Jugendfeuerwehren aus Bad Hersfeld und Sumperk besuchten Flughafenwache

Die Freundschaft stärken

Ganz schön groß: Vor dem riesigen Löschfahrzeug der Frankfurter Flughafenfeuerwehr haben eine Menge Leute Platz. Das Tragen von Warnwesten ist übrigens Pflicht für alle Besucher. Foto: Becker

Bad Hersfeld/Frankfurt. Die Jugendlichen aus Bad Hersfeld und Sumperk staunten nicht schlecht, als sie das Gebäude der Flughafenfeuerwehr in Frankfurt betraten. Obwohl sie sich als Mitglieder der Freiwilligen Feuerwehr mit Löschfahrzeugen auskennen, hatten sie ein solches Fahrzeug noch nie gesehen: Ganze 6000 Liter kann das Gefährt in einer Minute abwerfen.

Auch Landtagsabgeordneter Torsten Warnecke und der ehemalige Stadtbrandinspektor Gerhard Wettlaufer waren sichtlich beeindruckt von dem klar strukturierten und routinierten Vorgehen der Einsatzkräfte.

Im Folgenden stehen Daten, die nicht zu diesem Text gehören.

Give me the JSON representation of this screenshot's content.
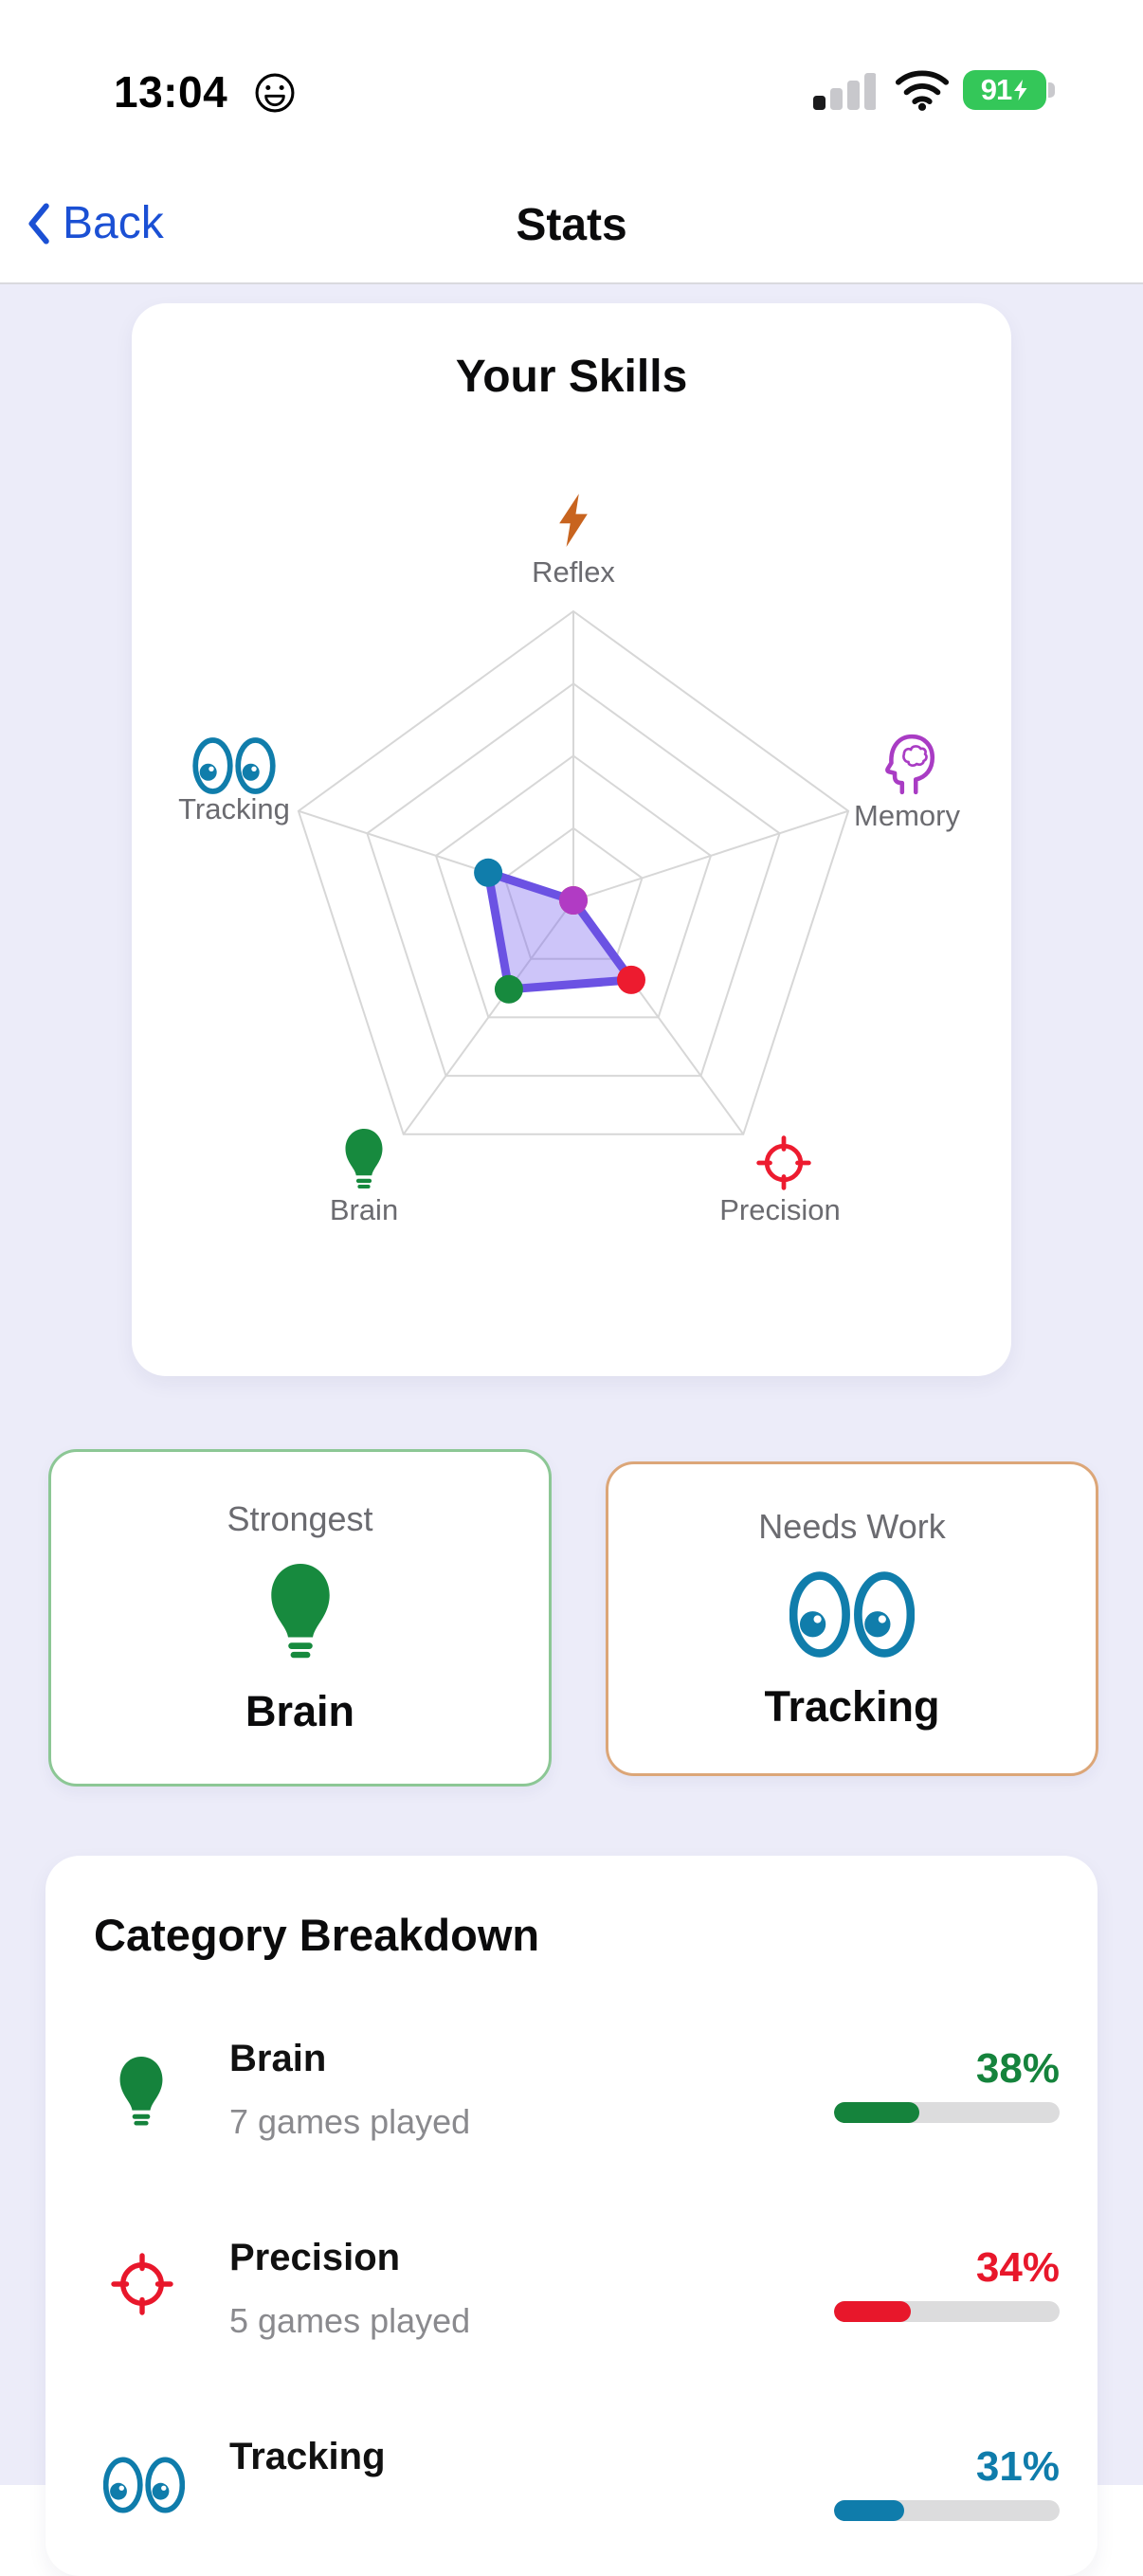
{
  "status_bar": {
    "time": "13:04",
    "emoji_icon": "grinning-face-icon",
    "signal_bars_filled": 1,
    "signal_bars_total": 4,
    "battery_percent": "91",
    "battery_charging": true,
    "battery_color": "#34c759"
  },
  "nav": {
    "back_label": "Back",
    "title": "Stats",
    "accent_color": "#1b50d4"
  },
  "skills_card": {
    "title": "Your Skills"
  },
  "chart_data": {
    "type": "radar",
    "title": "Your Skills",
    "categories": [
      "Reflex",
      "Memory",
      "Precision",
      "Brain",
      "Tracking"
    ],
    "values": [
      0,
      0,
      34,
      38,
      31
    ],
    "max": 100,
    "grid_levels": 4,
    "grid_on": true,
    "grid_color": "#d7d7d7",
    "series_fill": "rgba(124,103,238,0.38)",
    "series_stroke": "#6b52e3",
    "point_colors": [
      "#d2691e",
      "#b13bc4",
      "#ed1b2f",
      "#178a3e",
      "#107dab"
    ],
    "axis_icons": [
      "lightning-icon",
      "brain-head-icon",
      "target-icon",
      "lightbulb-icon",
      "eyes-icon"
    ],
    "axis_icon_colors": [
      "#c8641f",
      "#a93cc4",
      "#ed1b2f",
      "#178a3e",
      "#107dab"
    ],
    "axis_label_color": "#6b6b70"
  },
  "highlight_cards": [
    {
      "heading": "Strongest",
      "category": "Brain",
      "icon": "lightbulb-icon",
      "border_color": "#8cc795",
      "icon_color": "#178a3e"
    },
    {
      "heading": "Needs Work",
      "category": "Tracking",
      "icon": "eyes-icon",
      "border_color": "#dca678",
      "icon_color": "#107dab"
    }
  ],
  "breakdown": {
    "title": "Category Breakdown",
    "track_color": "#dcdcdd",
    "rows": [
      {
        "name": "Brain",
        "games": "7 games played",
        "percent": "38%",
        "value": 38,
        "color": "#15833c",
        "icon": "lightbulb-icon"
      },
      {
        "name": "Precision",
        "games": "5 games played",
        "percent": "34%",
        "value": 34,
        "color": "#e8172b",
        "icon": "target-icon"
      },
      {
        "name": "Tracking",
        "games": "",
        "percent": "31%",
        "value": 31,
        "color": "#0f7cab",
        "icon": "eyes-icon"
      }
    ]
  },
  "background": {
    "page": "#ffffff",
    "content": "#ececf9",
    "card": "#ffffff"
  }
}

Wettlaufer liegt die Organisation gemeinsamer Aktivitäten von Bad Hersfeld und Sumperk besonders am Herzen.

Kontakte knüpfen

„Bis zum Jahr 2001 habe ich die Städtepartnerschaft aktiv begleitet“, erzählt er. „Seit zwei Jahren gibt es in Sumperk nun eine Jugendfeuerwehr, das nutzen wir jetzt als Chance, Kontakt zwischen den Jugendlichen herzustellen.“ Der Plan geht auf: Bei der gemeinsamen Rundfahrt über das riesige Rollfeld des Flughafens, vorbei am neuen Airbus A380, wurden zwischen den Nachwuchskräften der Feuerwehren aus Petersberg, Kohlhausen und Sumperk schnell Freundschaften geschlossen.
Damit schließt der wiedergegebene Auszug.